Luego narró otra anécdota:

“En los roles me tocó con Leonel Carrillo en un departamento que se llama de contactos, que consistía en que la campaña no era sólo ver y curar al enfermo, sino rescatarlo, porque ni su familia quería saber de ellos.

“Conchita Estrada era de San Luis Potosí, muy querida, pero muy terrible en clase. Nos tocó buscarle al enfermo manchitas blancas o zonas en las que no sienta. Pero había que revisar todo, todo, pero Carrillo no revisó bien en las nalgas y los genitales, y Conchita le dijo que si era escrupuloso que vaya a su casa. Luego entró una muchacha y era como una belleza de cine y hasta los ojos nos brillaron y la doctora nos sacó, fuera de acá, degenerados, nos aporreó la puerta”.

“Carrillo era un millonario de Panamá que decía que no tenía por qué estudiar ni porque aguantar a la enfermera. Estaba llorando cuando sentimos la sombra del maestro Latapí, que usaba zapatitos de goma, no lo escuchabas llegar y luego de preguntar qué pasó, dijo: doctor Carrillo qué distancia hay entre México y Panamá, tantos, cuánto cuesta el pasaje, tanto, su esposa, una italiana, tanto, y abandonar sus negocios, tanto, ¿y para eso viene acá? Le preguntó.

“La otra anécdota es cuando ya te empiezas a llevar con los cuates, sales sábado al mediodía, vas a tomar la cerveza, la botana, García era de Nicaragua, tenía su coche íbamos al teatro o al cine, luego a comer unas tortas exquisitas. Pero como estaba casado y ya habían pasado seis meses me regalaron mi rosario, mi librito de misa, me pusieron estrellitas”.

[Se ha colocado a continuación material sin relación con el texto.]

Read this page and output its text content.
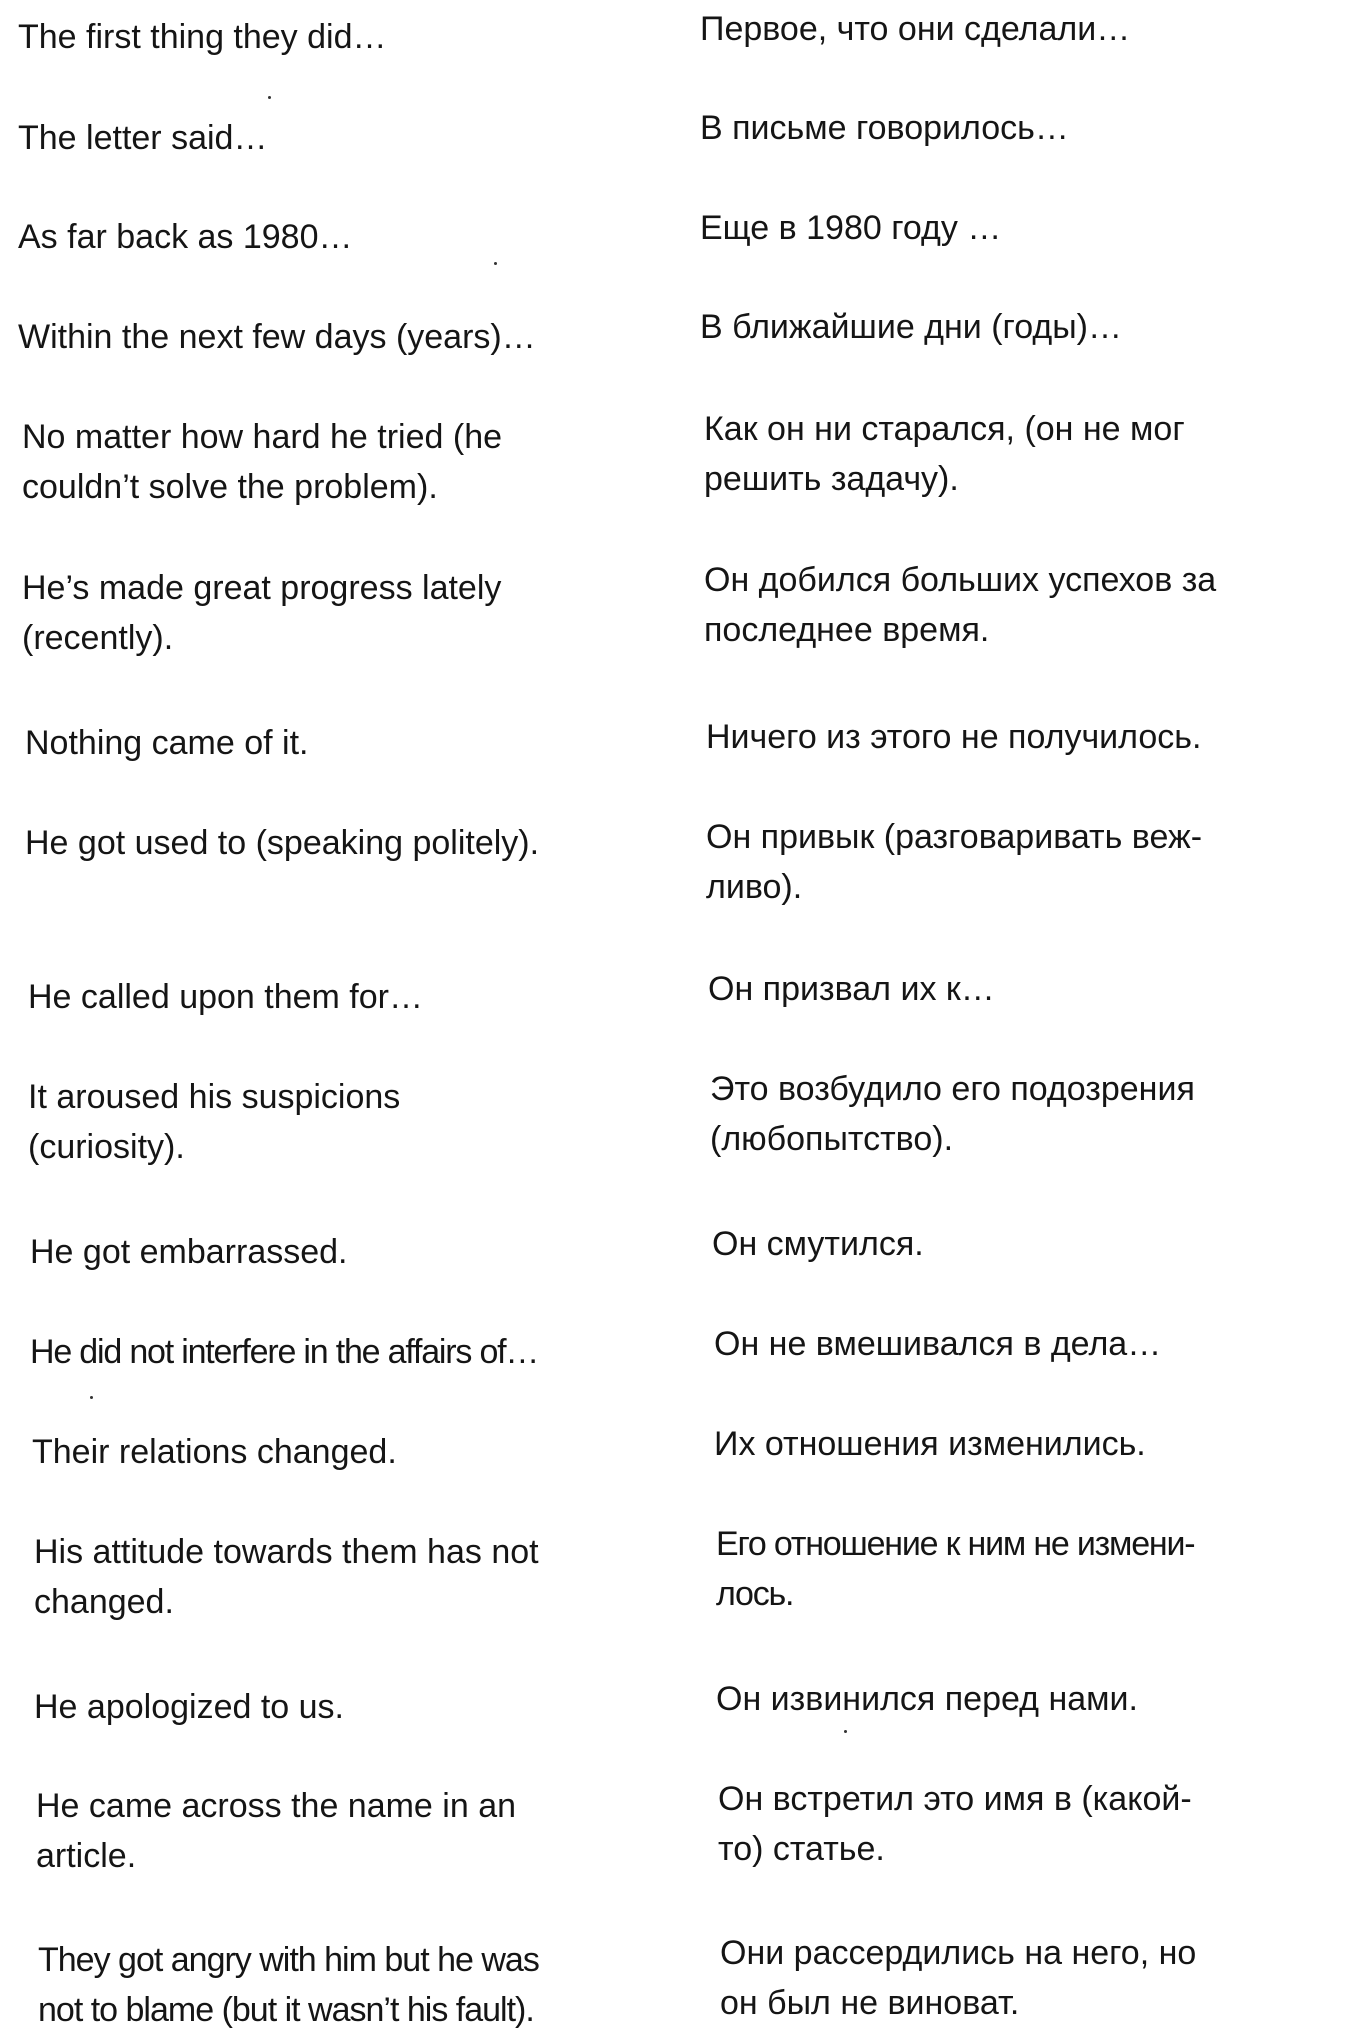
The first thing they did…

The letter said…

As far back as 1980…

Within the next few days (years)…

No matter how hard he tried (he
couldn’t solve the problem).

He’s made great progress lately
(recently).

Nothing came of it.

He got used to (speaking politely).

He called upon them for…

It aroused his suspicions
(curiosity).

He got embarrassed.

He did not interfere in the affairs of…

Their relations changed.

His attitude towards them has not
changed.

He apologized to us.

He came across the name in an
article.

They got angry with him but he was
not to blame (but it wasn’t his fault).

Первое, что они сделали…

В письме говорилось…

Еще в 1980 году …

В ближайшие дни (годы)…

Как он ни старался, (он не мог
решить задачу).

Он добился больших успехов за
последнее время.

Ничего из этого не получилось.

Он привык (разговаривать веж-
ливо).

Он призвал их к…

Это возбудило его подозрения
(любопытство).

Он смутился.

Он не вмешивался в дела…

Их отношения изменились.

Его отношение к ним не измени-
лось.

Он извинился перед нами.

Он встретил это имя в (какой-
то) статье.

Они рассердились на него, но
он был не виноват.
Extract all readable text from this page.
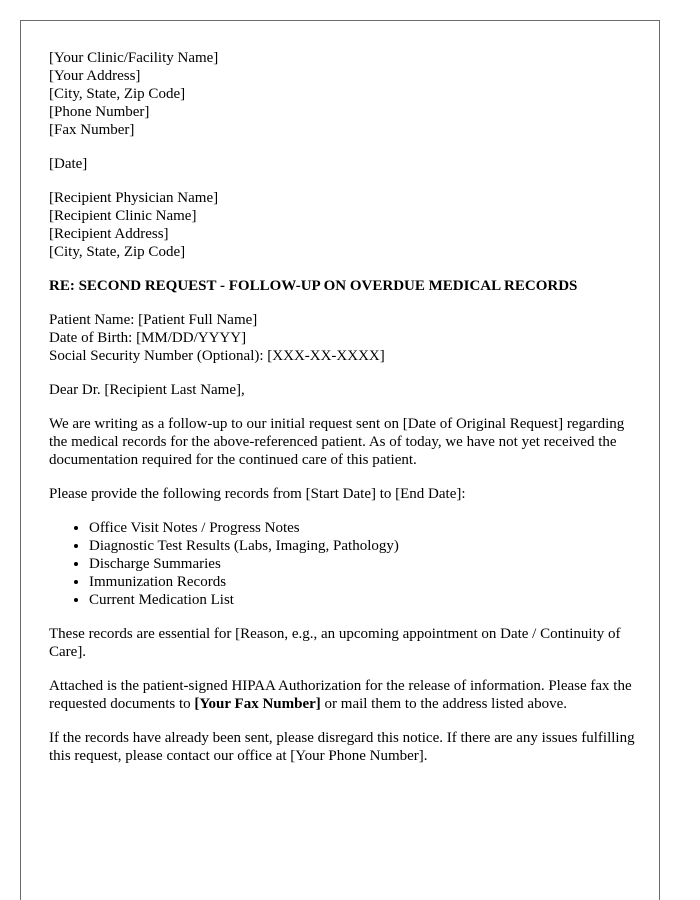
[Your Clinic/Facility Name]
[Your Address]
[City, State, Zip Code]
[Phone Number]
[Fax Number]
[Date]
[Recipient Physician Name]
[Recipient Clinic Name]
[Recipient Address]
[City, State, Zip Code]
RE: SECOND REQUEST - FOLLOW-UP ON OVERDUE MEDICAL RECORDS
Patient Name: [Patient Full Name]
Date of Birth: [MM/DD/YYYY]
Social Security Number (Optional): [XXX-XX-XXXX]

Dear Dr. [Recipient Last Name],

We are writing as a follow-up to our initial request sent on [Date of Original Request] regarding the medical records for the above-referenced patient. As of today, we have not yet received the documentation required for the continued care of this patient.

Please provide the following records from [Start Date] to [End Date]:

• Office Visit Notes / Progress Notes
• Diagnostic Test Results (Labs, Imaging, Pathology)
• Discharge Summaries
• Immunization Records
• Current Medication List

These records are essential for [Reason, e.g., an upcoming appointment on Date / Continuity of Care].

Attached is the patient-signed HIPAA Authorization for the release of information. Please fax the requested documents to [Your Fax Number] or mail them to the address listed above.

If the records have already been sent, please disregard this notice. If there are any issues fulfilling this request, please contact our office at [Your Phone Number].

“Fui con una monja, psicóloga, que usaba eso para curar, hubo un paciente que iba y como estaba reticente a consulta, lo terapeaba, le dijo que Dios era tan grande que había hecho todo eso, y has oído a los mayas, es una cultura tan grande que Dios trae a este doctor y me miró”.

—¿Se curó ese hombre?

—Sí. Pero así era el entrenamiento.

“Atendí a De Souza y nadie me dijo quién era, se trataba del jefe del departamento de la lepra en la OMS, con una firmita te mandaba a estudiar a dónde quieras, a París. Pero nunca me lo dijeron. Yo me enteré de a quien había acompañado viendo una película sobre El Che Guevara.

“Todo eso te transforma, te cambia, yo llegué y eran seis en esa casa donde me alojaron y donde me enseñaron a comer lentejas, porque un día no lo comí, al otro día, otra vez lentejas, tampoco, al otro día con un par de huevos, hasta que la señora me dijo que o comía eso o me iba, pero que dejara de botar mi dinero en otros sitios de comida”.

“No fue tan fácil aprender, los tiempos son distintos, no es lo mismo ahora que ayer y que antier, todo cambia, las formas de pensar”, señaló.

“La despedida fue un poco cruel, fue en la zona rosa y me dijeron: doctor, usted está asignado para ser jefe de la campaña de la lepra en el sureste de la República y nosotros dijimos que usted dijo que no, que porque si usted es bueno lo van a estar paseando por donde se haga mal. Mira dónde acabé”, finalizó.